If the S3 bucket is owned/managed by a different entity, then the span information is visible in any S3 bucket logs collected by that entity. This includes the principal name and the command executed if the application is launched via the Tools
or service launcher APIs.
Sharing this information can be disabled by either filtering specific headers, or by explicitly disabling referrer header generation entirely.
Note: even when the HTTP Referrer is disabled by or the principal filtered, AWS S3 logs include ARN of the user or IAM role making the request.
Specific fields can be filtered from the referrer header, and so are not included in the S3A logs.
<property> <name>fs.s3a.audit.referrer.filter</name> <value>pr, cm</value> <description>Strip out principal and command from referrer headers</description> </property>
The logging auditor can be configured to not add the referrer header by setting the option fs.s3a.audit.referrer.enabled
to false
, either globally or for specific buckets:
<property> <name>fs.s3a.audit.referrer.enabled</name> <value>false</value> <description>Disable referrer for all buckets</description> </property> <property> <name>fs.s3a.bucket.landsat-pds.audit.referrer.enabled</name> <value>false</value> <description>Do not add the referrer header to landsat operations</description> </property>
The S3 Bucket(s) must be set up for Server Access Logging.
This will tell AWS S3 to collect access logs of all HTTP requests and store them in a different bucket in the same region.
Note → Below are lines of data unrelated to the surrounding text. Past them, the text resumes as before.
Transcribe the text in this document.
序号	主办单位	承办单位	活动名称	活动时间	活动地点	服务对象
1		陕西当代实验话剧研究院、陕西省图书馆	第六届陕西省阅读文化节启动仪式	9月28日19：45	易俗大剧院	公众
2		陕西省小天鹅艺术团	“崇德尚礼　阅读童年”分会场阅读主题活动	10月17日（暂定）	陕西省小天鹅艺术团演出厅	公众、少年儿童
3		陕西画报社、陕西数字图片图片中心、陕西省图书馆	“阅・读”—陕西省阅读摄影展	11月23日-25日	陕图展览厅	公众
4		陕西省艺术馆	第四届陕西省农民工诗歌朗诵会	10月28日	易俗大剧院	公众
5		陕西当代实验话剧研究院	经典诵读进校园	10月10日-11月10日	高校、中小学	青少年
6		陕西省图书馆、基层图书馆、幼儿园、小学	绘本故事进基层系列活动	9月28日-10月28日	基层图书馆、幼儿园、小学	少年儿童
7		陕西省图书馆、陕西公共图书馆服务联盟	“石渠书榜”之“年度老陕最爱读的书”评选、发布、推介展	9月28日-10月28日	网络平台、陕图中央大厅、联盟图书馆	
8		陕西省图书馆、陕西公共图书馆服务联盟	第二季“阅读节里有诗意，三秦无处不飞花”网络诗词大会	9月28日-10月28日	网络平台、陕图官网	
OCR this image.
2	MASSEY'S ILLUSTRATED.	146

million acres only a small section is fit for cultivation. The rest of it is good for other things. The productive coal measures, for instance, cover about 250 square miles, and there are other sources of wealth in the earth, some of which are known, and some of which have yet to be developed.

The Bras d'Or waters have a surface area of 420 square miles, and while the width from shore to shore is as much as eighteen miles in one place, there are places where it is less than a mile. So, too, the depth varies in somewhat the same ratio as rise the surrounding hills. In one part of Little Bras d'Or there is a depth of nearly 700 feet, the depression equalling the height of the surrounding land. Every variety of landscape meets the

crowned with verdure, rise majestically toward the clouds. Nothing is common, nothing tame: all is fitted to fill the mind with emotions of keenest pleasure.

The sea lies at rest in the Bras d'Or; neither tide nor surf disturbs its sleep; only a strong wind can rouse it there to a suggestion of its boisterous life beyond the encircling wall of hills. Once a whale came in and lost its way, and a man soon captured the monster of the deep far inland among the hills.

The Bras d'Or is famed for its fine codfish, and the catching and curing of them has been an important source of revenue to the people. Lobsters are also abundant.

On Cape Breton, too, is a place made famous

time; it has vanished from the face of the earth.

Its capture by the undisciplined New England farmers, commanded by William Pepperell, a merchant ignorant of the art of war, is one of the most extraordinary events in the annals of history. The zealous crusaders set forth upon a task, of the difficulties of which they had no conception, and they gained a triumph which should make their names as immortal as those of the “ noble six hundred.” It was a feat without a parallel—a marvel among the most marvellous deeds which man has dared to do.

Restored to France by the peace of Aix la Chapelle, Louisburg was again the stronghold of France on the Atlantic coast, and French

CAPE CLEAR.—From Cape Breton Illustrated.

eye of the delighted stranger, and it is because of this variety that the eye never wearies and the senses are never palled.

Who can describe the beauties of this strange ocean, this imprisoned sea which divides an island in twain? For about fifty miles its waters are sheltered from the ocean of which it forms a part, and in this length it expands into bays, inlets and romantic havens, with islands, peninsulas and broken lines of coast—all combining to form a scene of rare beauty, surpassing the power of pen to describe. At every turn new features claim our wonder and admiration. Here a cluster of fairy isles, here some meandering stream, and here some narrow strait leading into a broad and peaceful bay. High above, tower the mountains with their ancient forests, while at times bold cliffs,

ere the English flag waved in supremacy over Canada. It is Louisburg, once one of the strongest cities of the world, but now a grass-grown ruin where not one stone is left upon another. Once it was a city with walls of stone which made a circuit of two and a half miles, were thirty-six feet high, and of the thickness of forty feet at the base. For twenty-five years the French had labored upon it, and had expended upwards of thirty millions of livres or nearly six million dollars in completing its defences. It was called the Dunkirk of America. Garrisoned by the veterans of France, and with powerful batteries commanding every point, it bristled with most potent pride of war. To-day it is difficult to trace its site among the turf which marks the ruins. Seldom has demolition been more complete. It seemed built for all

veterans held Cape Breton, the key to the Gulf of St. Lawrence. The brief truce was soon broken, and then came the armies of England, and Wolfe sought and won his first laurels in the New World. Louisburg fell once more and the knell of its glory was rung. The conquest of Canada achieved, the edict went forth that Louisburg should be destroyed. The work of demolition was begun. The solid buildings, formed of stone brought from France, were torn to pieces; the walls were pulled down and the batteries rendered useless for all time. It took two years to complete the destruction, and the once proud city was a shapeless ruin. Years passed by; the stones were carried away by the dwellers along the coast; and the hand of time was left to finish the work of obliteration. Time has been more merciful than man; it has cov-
The logs arrive as files containing a few seconds worth of log data, stored under the configured path.
logs/$BUCKET/log-
to isolate different bucket’s logs. For example, the path log data from dev data london
could be s3://london-log-bucket/logs/dev-data-lon/log-
There’s a lag of about an hour between S3 requests being made and the logs appearing; don’t worry during setup if things do not appear to be working. Enable the log, work with the bucket through the “hadoop fs” command line, wait an hour, then go and look in the log bucket for the entries. The log filename includes the time at which these logs began
As logs are stored in an S3 bucket, they too run up charges. Keep costs down by deleting logs after a period of time, and/or set up a workflow to load and coalesce log entries into a compressed format and larger files.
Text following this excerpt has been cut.